Is it a problem with your health checks causing k8s to try to tear down the container?

vingarcia · November 29, 2021, 10:59am

I am not performing any health checks yet, so that’s probably not it.

I know that the configs for volumes are more verbose/complicated on k8s than it is for docker, which might indicate it works differently somehow, but I will have to search about it to see what might be causing this sigterm.

I don’t think it mounts it after running, since this would probably have caused more issues in other projects, but I might try to read more about it.

Thanks for you answer

[edit:] Actually I just noticed there is a liveness probe configured there, it is worth investigating later when I have time I will test it.
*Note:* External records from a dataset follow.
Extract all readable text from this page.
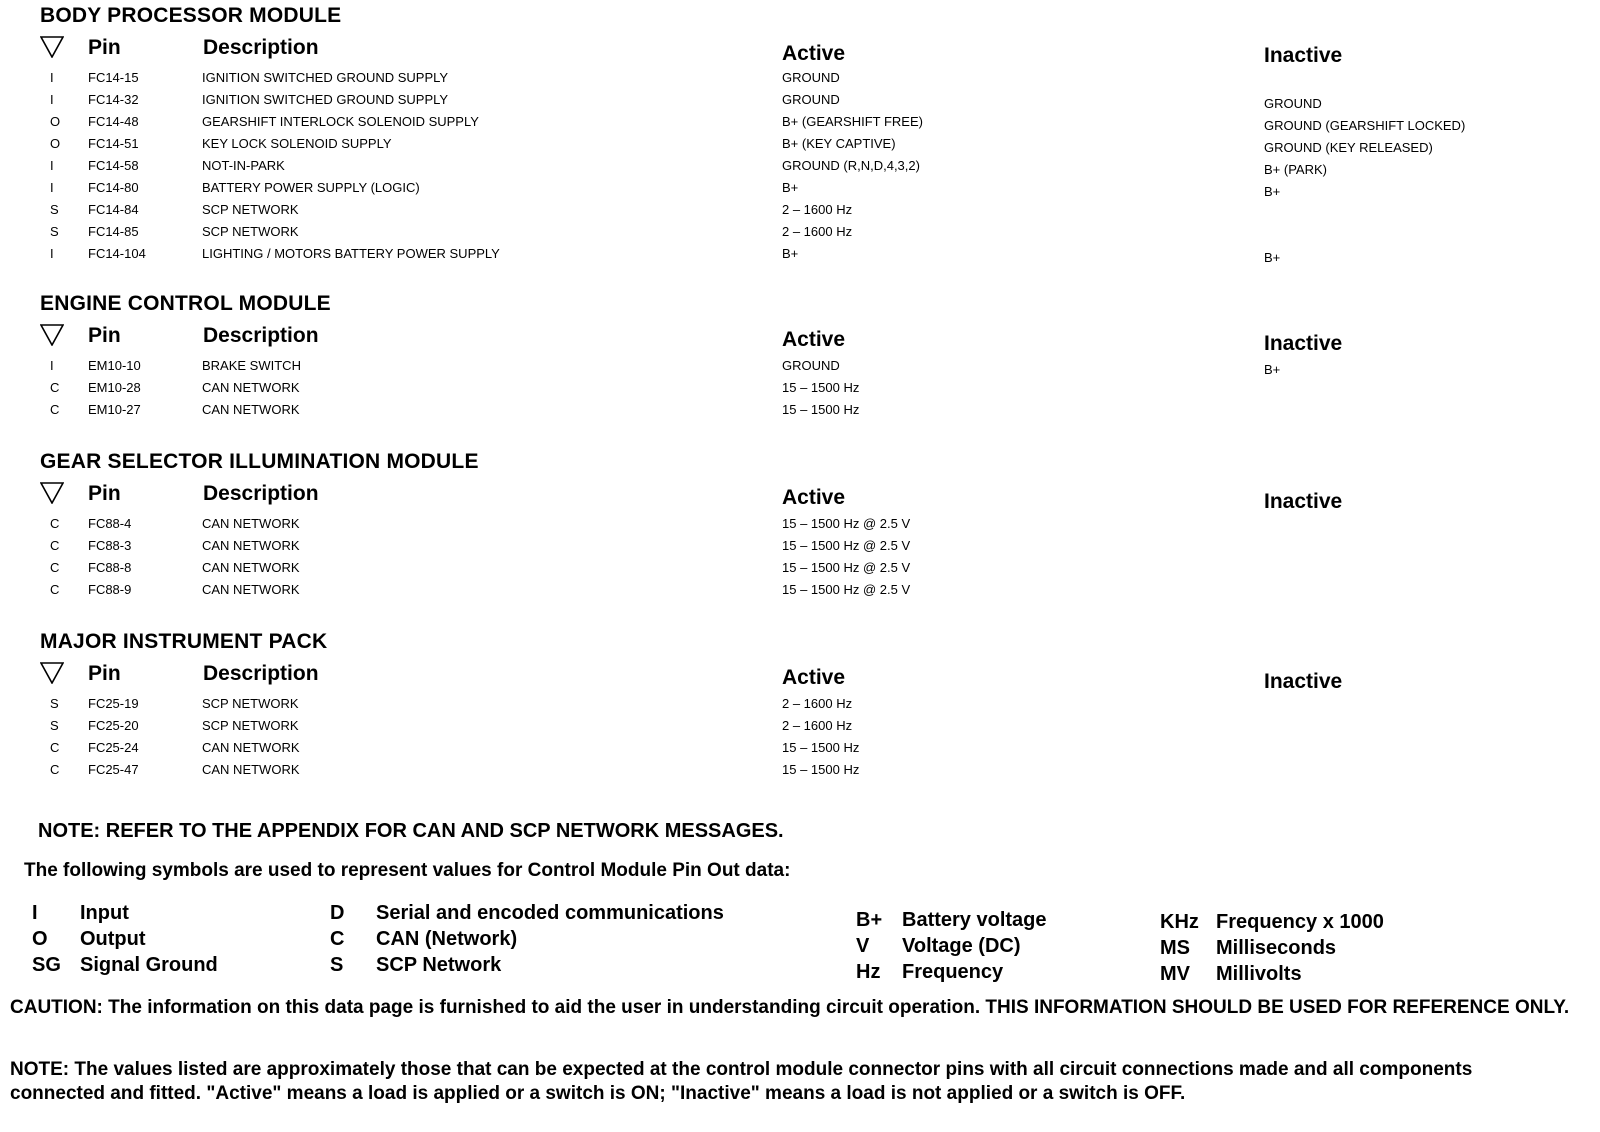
BODY PROCESSOR MODULE
Pin	Description	Active	Inactive
I	FC14-15	IGNITION SWITCHED GROUND SUPPLY	GROUND
I	FC14-32	IGNITION SWITCHED GROUND SUPPLY	GROUND	GROUND
O FC14-48	GEARSHIFT INTERLOCK SOLENOID SUPPLY	B+ (GEARSHIFT FREE)	GROUND (GEARSHIFT LOCKED)
O FC14-51	KEY LOCK SOLENOID SUPPLY	B+ (KEY CAPTIVE)	GROUND (KEY RELEASED)
I	FC14-58	NOT-IN-PARK	GROUND (R,N,D,4,3,2)	B+ (PARK)
I	FC14-80	BATTERY POWER SUPPLY (LOGIC)	B+	B+
S FC14-84	SCP NETWORK	2 – 1600 Hz
S FC14-85	SCP NETWORK	2 – 1600 Hz
I	FC14-104	LIGHTING / MOTORS BATTERY POWER SUPPLY	B+	B+
ENGINE CONTROL MODULE
Pin	Description	Active	Inactive
I	EM10-10	BRAKE SWITCH	GROUND	B+
C EM10-28	CAN NETWORK	15 – 1500 Hz
C EM10-27	CAN NETWORK	15 – 1500 Hz
GEAR SELECTOR ILLUMINATION MODULE
Pin	Description	Active	Inactive
C FC88-4	CAN NETWORK	15 – 1500 Hz @ 2.5 V
C FC88-3	CAN NETWORK	15 – 1500 Hz @ 2.5 V
C FC88-8	CAN NETWORK	15 – 1500 Hz @ 2.5 V
C FC88-9	CAN NETWORK	15 – 1500 Hz @ 2.5 V
MAJOR INSTRUMENT PACK
Pin	Description	Active	Inactive
S FC25-19	SCP NETWORK	2 – 1600 Hz
S FC25-20	SCP NETWORK	2 – 1600 Hz
C FC25-24	CAN NETWORK	15 – 1500 Hz
C FC25-47	CAN NETWORK	15 – 1500 Hz
NOTE: REFER TO THE APPENDIX FOR CAN AND SCP NETWORK MESSAGES.
The following symbols are used to represent values for Control Module Pin Out data:
I Input
O Output
SG Signal Ground
D Serial and encoded communications
C CAN (Network)
S SCP Network
B+ Battery voltage
V Voltage (DC)
Hz Frequency
KHz Frequency x 1000
MS Milliseconds
MV Millivolts
CAUTION: The information on this data page is furnished to aid the user in understanding circuit operation. THIS INFORMATION SHOULD BE USED FOR REFERENCE ONLY.
NOTE: The values listed are approximately those that can be expected at the control module connector pins with all circuit connections made and all components connected and fitted. "Active" means a load is applied or a switch is ON; "Inactive" means a load is not applied or a switch is OFF.
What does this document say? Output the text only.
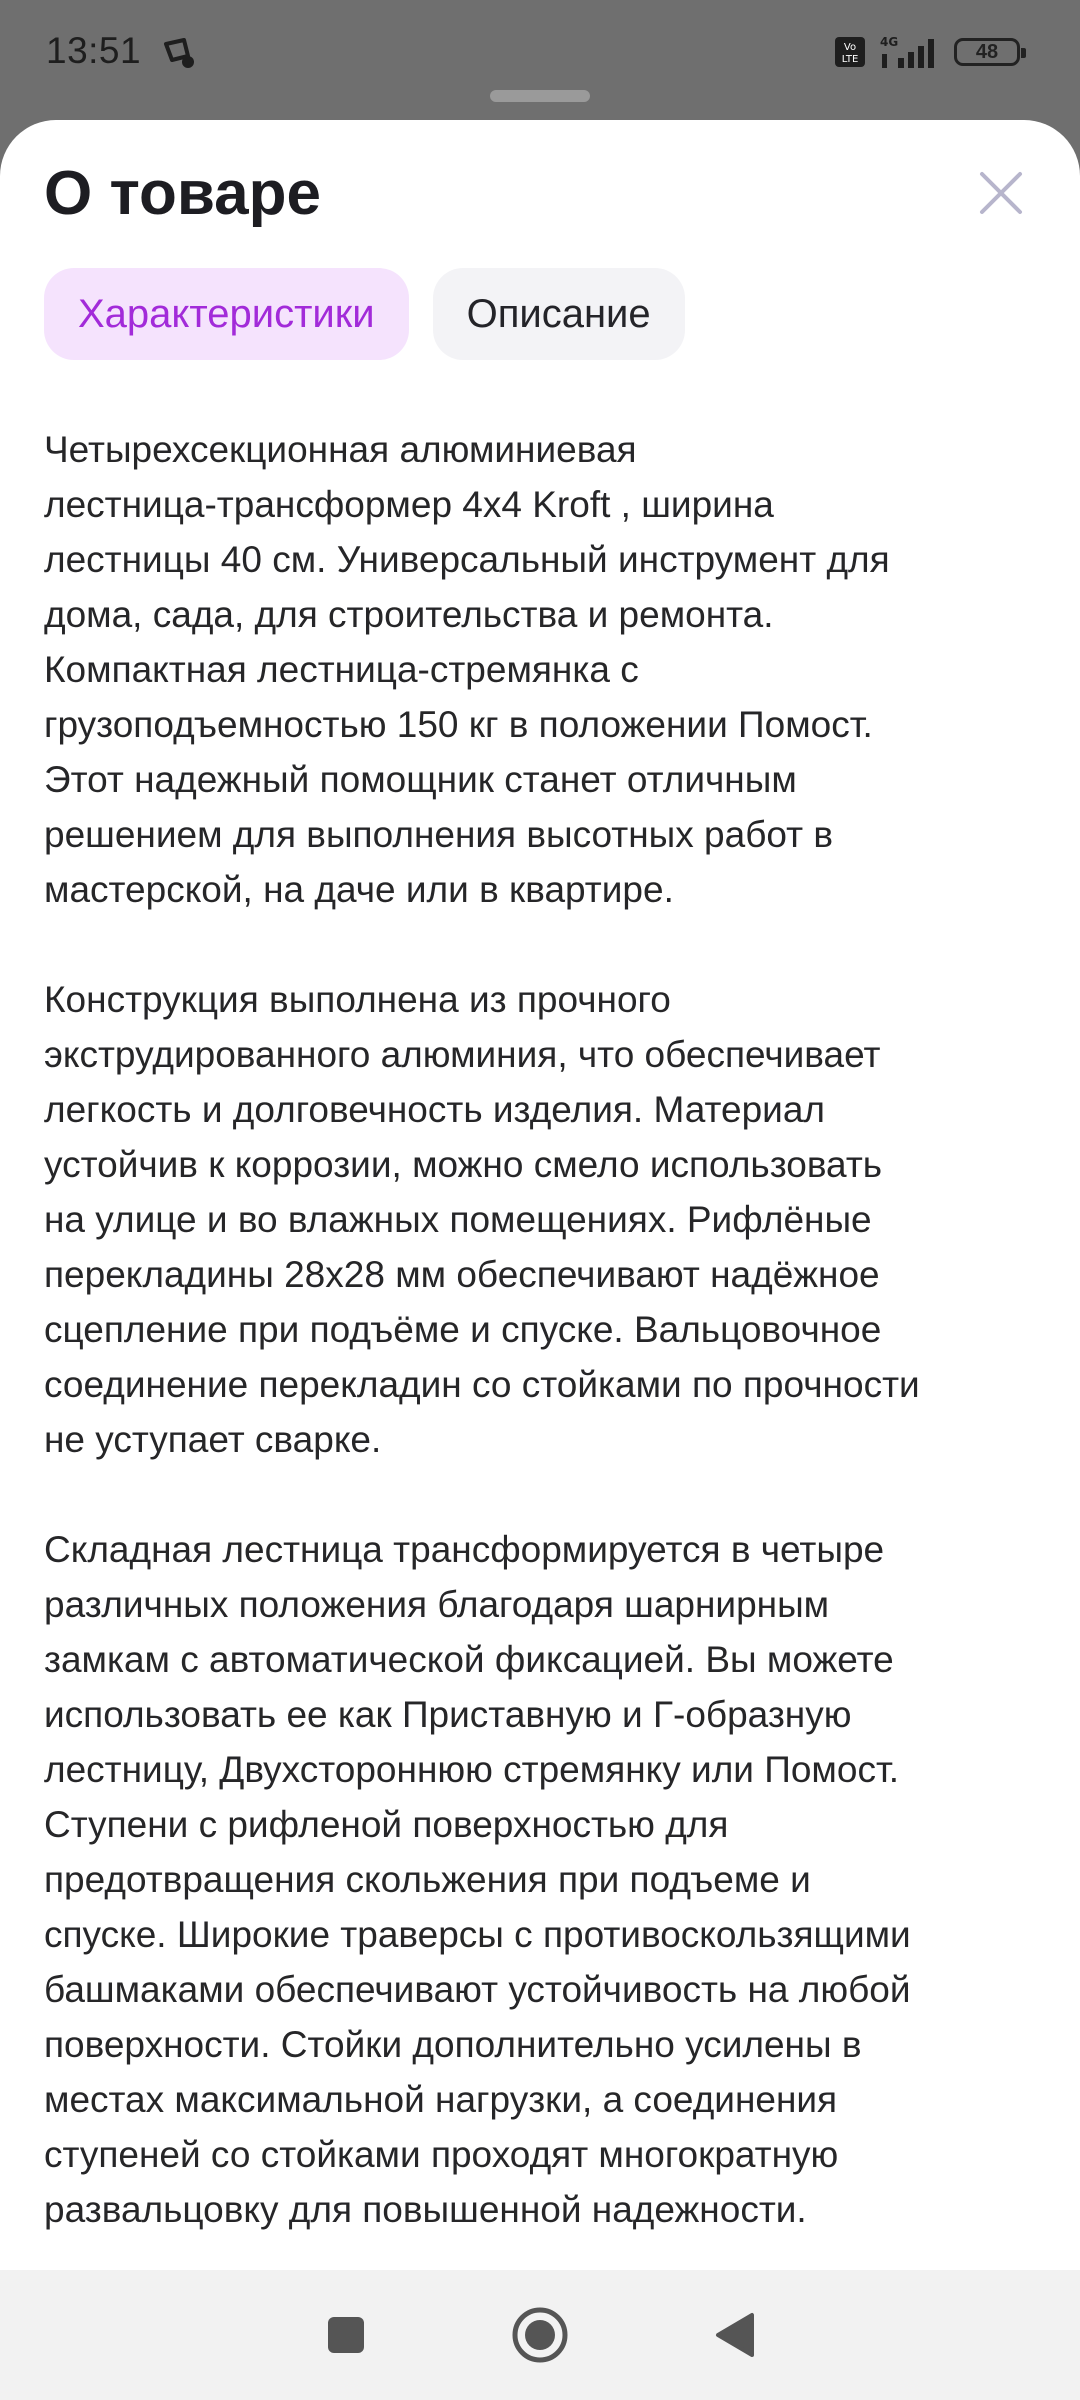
13:51	Vo
LTE
4G	48
О товаре
Характеристики	Описание

Четырехсекционная алюминиевая
лестница-трансформер 4х4 Kroft , ширина
лестницы 40 см. Универсальный инструмент для
дома, сада, для строительства и ремонта.
Компактная лестница-стремянка с
грузоподъемностью 150 кг в положении Помост.
Этот надежный помощник станет отличным
решением для выполнения высотных работ в
мастерской, на даче или в квартире.

Конструкция выполнена из прочного
экструдированного алюминия, что обеспечивает
легкость и долговечность изделия. Материал
устойчив к коррозии, можно смело использовать
на улице и во влажных помещениях. Рифлёные
перекладины 28х28 мм обеспечивают надёжное
сцепление при подъёме и спуске. Вальцовочное
соединение перекладин со стойками по прочности
не уступает сварке.

Складная лестница трансформируется в четыре
различных положения благодаря шарнирным
замкам с автоматической фиксацией. Вы можете
использовать ее как Приставную и Г-образную
лестницу, Двухстороннюю стремянку или Помост.
Ступени с рифленой поверхностью для
предотвращения скольжения при подъеме и
спуске. Широкие траверсы с противоскользящими
башмаками обеспечивают устойчивость на любой
поверхности. Стойки дополнительно усилены в
местах максимальной нагрузки, а соединения
ступеней со стойками проходят многократную
развальцовку для повышенной надежности.
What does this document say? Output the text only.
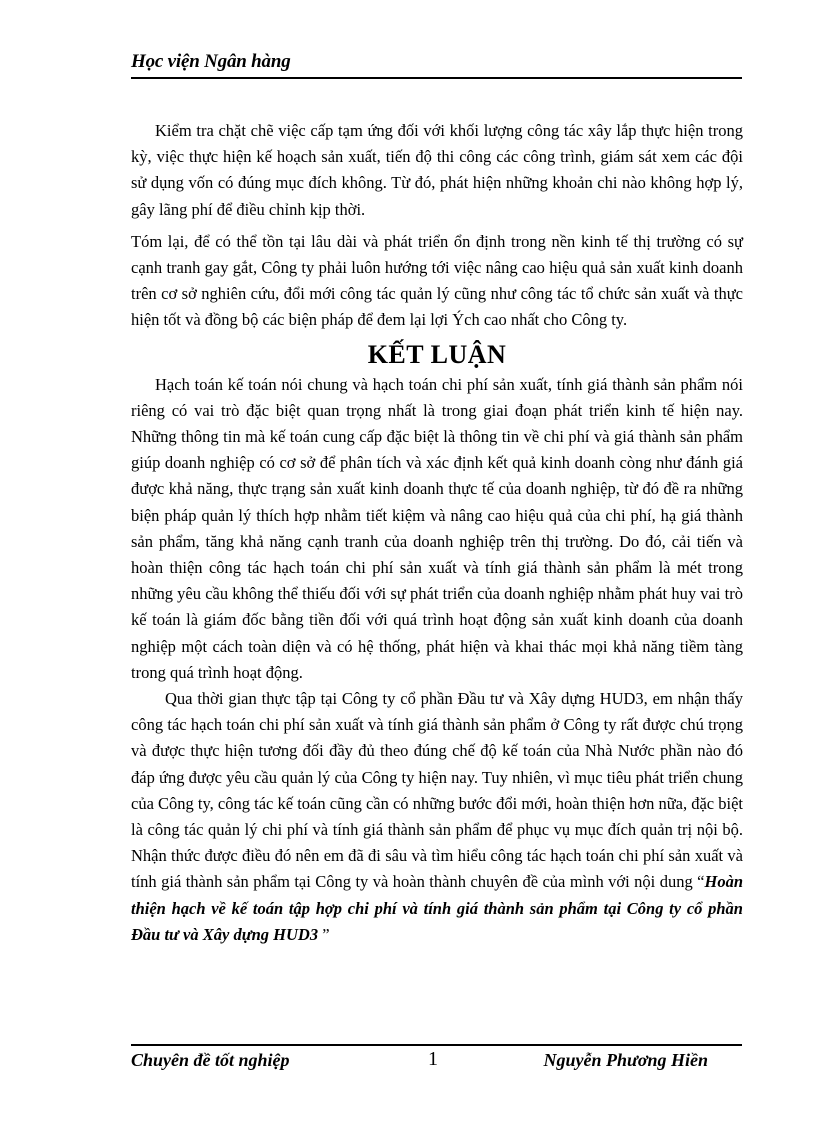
Học viện Ngân hàng

Kiểm tra chặt chẽ việc cấp tạm ứng đối với khối lượng công tác xây lắp thực hiện trong kỳ, việc thực hiện kế hoạch sản xuất, tiến độ thi công các công trình, giám sát xem các đội sử dụng vốn có đúng mục đích không. Từ đó, phát hiện những khoản chi nào không hợp lý, gây lãng phí để điều chỉnh kịp thời.

Tóm lại, để có thể tồn tại lâu dài và phát triển ổn định trong nền kinh tế thị trường có sự cạnh tranh gay gắt, Công ty phải luôn hướng tới việc nâng cao hiệu quả sản xuất kinh doanh trên cơ sở nghiên cứu, đổi mới công tác quản lý cũng như công tác tổ chức sản xuất và thực hiện tốt và đồng bộ các biện pháp để đem lại lợi Ých cao nhất cho Công ty.

KẾT LUẬN

Hạch toán kế toán nói chung và hạch toán chi phí sản xuất, tính giá thành sản phẩm nói riêng có vai trò đặc biệt quan trọng nhất là trong giai đoạn phát triển kinh tế hiện nay. Những thông tin mà kế toán cung cấp đặc biệt là thông tin về chi phí và giá thành sản phẩm giúp doanh nghiệp có cơ sở để phân tích và xác định kết quả kinh doanh còng như đánh giá được khả năng, thực trạng sản xuất kinh doanh thực tế của doanh nghiệp, từ đó đề ra những biện pháp quản lý thích hợp nhằm tiết kiệm và nâng cao hiệu quả của chi phí, hạ giá thành sản phẩm, tăng khả năng cạnh tranh của doanh nghiệp trên thị trường. Do đó, cải tiến và hoàn thiện công tác hạch toán chi phí sản xuất và tính giá thành sản phẩm là mét trong những yêu cầu không thể thiếu đối với sự phát triển của doanh nghiệp nhằm phát huy vai trò kế toán là giám đốc bằng tiền đối với quá trình hoạt động sản xuất kinh doanh của doanh nghiệp một cách toàn diện và có hệ thống, phát hiện và khai thác mọi khả năng tiềm tàng trong quá trình hoạt động.

Qua thời gian thực tập tại Công ty cổ phần Đầu tư và Xây dựng HUD3, em nhận thấy công tác hạch toán chi phí sản xuất và tính giá thành sản phẩm ở Công ty rất được chú trọng và được thực hiện tương đối đầy đủ theo đúng chế độ kế toán của Nhà Nước phần nào đó đáp ứng được yêu cầu quản lý của Công ty hiện nay. Tuy nhiên, vì mục tiêu phát triển chung của Công ty, công tác kế toán cũng cần có những bước đổi mới, hoàn thiện hơn nữa, đặc biệt là công tác quản lý chi phí và tính giá thành sản phẩm để phục vụ mục đích quản trị nội bộ. Nhận thức được điều đó nên em đã đi sâu và tìm hiểu công tác hạch toán chi phí sản xuất và tính giá thành sản phẩm tại Công ty và hoàn thành chuyên đề của mình với nội dung “Hoàn thiện hạch về kế toán tập hợp chi phí và tính giá thành sản phẩm tại Công ty cổ phần Đầu tư và Xây dựng HUD3 ”

Chuyên đề tốt nghiệp	1	Nguyễn Phương Hiền
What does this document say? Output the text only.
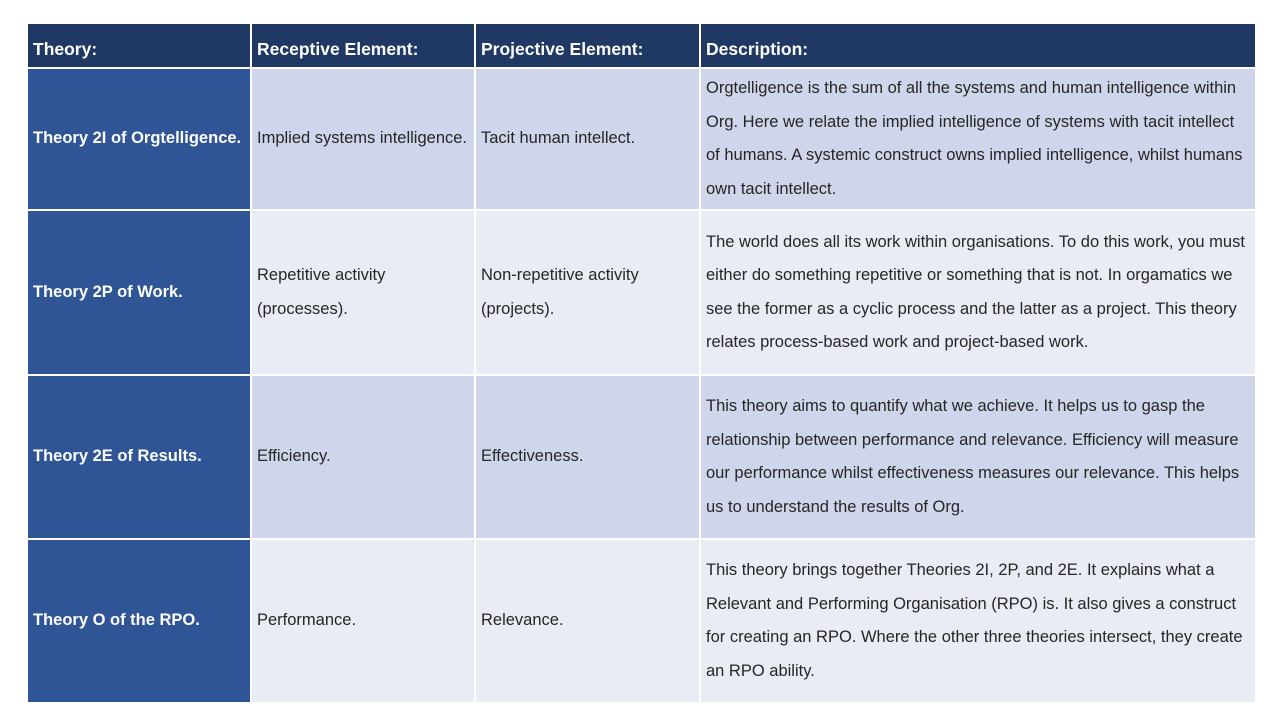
Theory:	Receptive Element:	Projective Element:	Description:
Theory 2I of Orgtelligence.	Implied systems intelligence.	Tacit human intellect.	Orgtelligence is the sum of all the systems and human intelligence within Org. Here we relate the implied intelligence of systems with tacit intellect of humans. A systemic construct owns implied intelligence, whilst humans own tacit intellect.
Theory 2P of Work.	Repetitive activity (processes).	Non-repetitive activity (projects).	The world does all its work within organisations. To do this work, you must either do something repetitive or something that is not. In orgamatics we see the former as a cyclic process and the latter as a project. This theory relates process-based work and project-based work.
Theory 2E of Results.	Efficiency.	Effectiveness.	This theory aims to quantify what we achieve. It helps us to gasp the relationship between performance and relevance. Efficiency will measure our performance whilst effectiveness measures our relevance. This helps us to understand the results of Org.
Theory O of the RPO.	Performance.	Relevance.	This theory brings together Theories 2I, 2P, and 2E. It explains what a Relevant and Performing Organisation (RPO) is. It also gives a construct for creating an RPO. Where the other three theories intersect, they create an RPO ability.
Thanks for the tip.

vingarcia · November 29, 2021, 11:26am

Actually I was able to test the liveness probe hypothesis and that was the problem, thank you very much Francis, I will mark this as [solved] on the title.

system · December 28, 2021, 9:16pm

This topic was automatically closed after 30 days. New replies are no longer allowed.